1. Lesung: Apg 2,1-11
2. Lesung: 1 Kor 12,3b-7.12-13
Evangelium: Joh 20,19-23

In seinem Buch „Religion in der Verantwortung“ schreibt der ehemalige Bundeskanzler Helmut Schmidt: „… Ich war und bin mir auch heute darüber im Klaren, dass viele Menschen in ihrem christlichen Glauben Halt finden. Ich habe Gläubige zeit meines Lebens immer respektiert, gleich welcher Religion sie anhängen. Aber ebenso habe ich religiöse Toleranz immer für unerlässlich gehalten. Deshalb habe ich die christliche Mission gegenüber Andersgläubigen stets als Verstoß gegen die Menschlichkeit empfunden. Wenn ein Mensch in seiner Religion Halt und Geborgenheit gefunden hat, dann hat keiner das Recht, diesen Menschen von seiner Religion abzubringen…“

Schmidt sagt mit seinem Satz über christliche Mission wohl etwas, das heute eine recht breite Zustimmung findet. Deshalb möchte ich Sie heute, an Pfingsten, einladen, einmal darüber nachzudenken, was christliche Mission eigentlich heißt. Geht es wirklich darum, Menschen von ihrer Religion abzubringen?
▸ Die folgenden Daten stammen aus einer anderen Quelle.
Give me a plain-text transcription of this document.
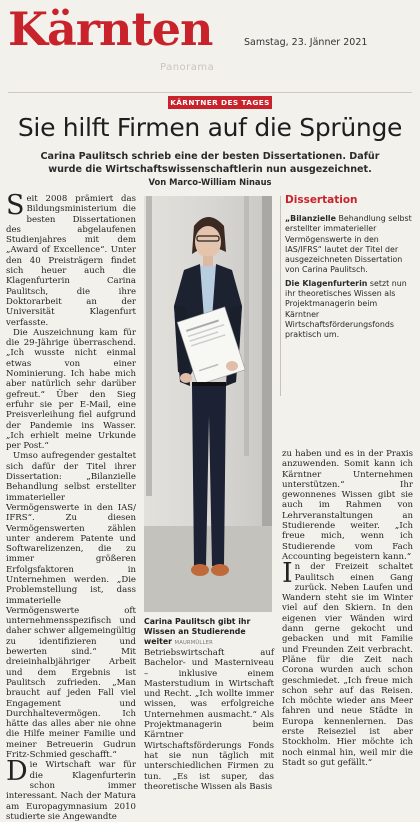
Kärnten	Samstag, 23. Jänner 2021
Panorama
KÄRNTNER DES TAGES
Sie hilft Firmen auf die Sprünge
Carina Paulitsch schrieb eine der besten Dissertationen. Dafür wurde die Wirtschaftswissenschaftlerin nun ausgezeichnet.
Von Marco-William Ninaus

Seit 2008 prämiert das Bildungsministerium die besten Dissertationen des abgelaufenen Studienjahres mit dem „Award of Excellence“. Unter den 40 Preisträgern findet sich heuer auch die Klagenfurterin Carina Paulitsch, die ihre Doktorarbeit an der Universität Klagenfurt verfasste.

Die Auszeichnung kam für die 29-Jährige überraschend. „Ich wusste nicht einmal etwas von einer Nominierung. Ich habe mich aber natürlich sehr darüber gefreut.“ Über den Sieg erfuhr sie per E-Mail, eine Preisverleihung fiel aufgrund der Pandemie ins Wasser. „Ich erhielt meine Urkunde per Post.“

Umso aufregender gestaltet sich dafür der Titel ihrer Dissertation: „Bilanzielle Behandlung selbst erstellter immaterieller Vermögenswerte in den IAS/ IFRS“. Zu diesen Vermögenswerten zählen unter anderem Patente und Softwarelizenzen, die zu immer größeren Erfolgsfaktoren in Unternehmen werden. „Die Problemstellung ist, dass immaterielle Vermögenswerte oft unternehmensspezifisch und daher schwer allgemeingültig zu identifizieren und bewerten sind.“ Mit dreieinhalbjähriger Arbeit und dem Ergebnis ist Paulitsch zufrieden. „Man braucht auf jeden Fall viel Engagement und Durchhaltevermögen. Ich hätte das alles aber nie ohne die Hilfe meiner Familie und meiner Betreuerin Gudrun Fritz-Schmied geschafft.“

Die Wirtschaft war für die Klagenfurterin schon immer interessant. Nach der Matura am Europagymnasium 2010 studierte sie Angewandte

Carina Paulitsch gibt ihr Wissen an Studierende weiter MAURMÜLLER
Dissertation

„Bilanzielle Behandlung selbst erstellter immaterieller Vermögenswerte in den IAS/IFRS“ lautet der Titel der ausgezeichneten Dissertation von Carina Paulitsch.

Die Klagenfurterin setzt nun ihr theoretisches Wissen als Projektmanagerin beim Kärntner Wirtschaftsförderungsfonds praktisch um.

Betriebswirtschaft auf Bachelor- und Masterniveau – inklusive einem Masterstudium in Wirtschaft und Recht. „Ich wollte immer wissen, was erfolgreiche Unternehmen ausmacht.“ Als Projektmanagerin beim Kärntner Wirtschaftsförderungs Fonds hat sie nun täglich mit unterschiedlichen Firmen zu tun. „Es ist super, das theoretische Wissen als Basis

zu haben und es in der Praxis anzuwenden. Somit kann ich Kärntner Unternehmen unterstützen.“ Ihr gewonnenes Wissen gibt sie auch im Rahmen von Lehrveranstaltungen an Studierende weiter. „Ich freue mich, wenn ich Studierende vom Fach Accounting begeistern kann.“

In der Freizeit schaltet Paulitsch einen Gang zurück. Neben Laufen und Wandern steht sie im Winter viel auf den Skiern. In den eigenen vier Wänden wird dann gerne gekocht und gebacken und mit Familie und Freunden Zeit verbracht. Pläne für die Zeit nach Corona wurden auch schon geschmiedet. „Ich freue mich schon sehr auf das Reisen. Ich möchte wieder ans Meer fahren und neue Städte in Europa kennenlernen. Das erste Reiseziel ist aber Stockholm. Hier möchte ich noch einmal hin, weil mir die Stadt so gut gefällt.“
Wenn wir auf die Bibel schauen, so finden wir dort, dass Mission keine Erfindung der Kirche ist, sondern ihren Ursprung bei Jesus bzw. bei Gott selber hat. Gerade haben wir gehört: „Wie mich der Vater gesandt hat, so sende ich euch“ (Joh 20,21). Jesus sendet seine Jünger, damit sie fortführen, was er selbst begonnen hat, nachdem der Vater ihn gesandt hatte.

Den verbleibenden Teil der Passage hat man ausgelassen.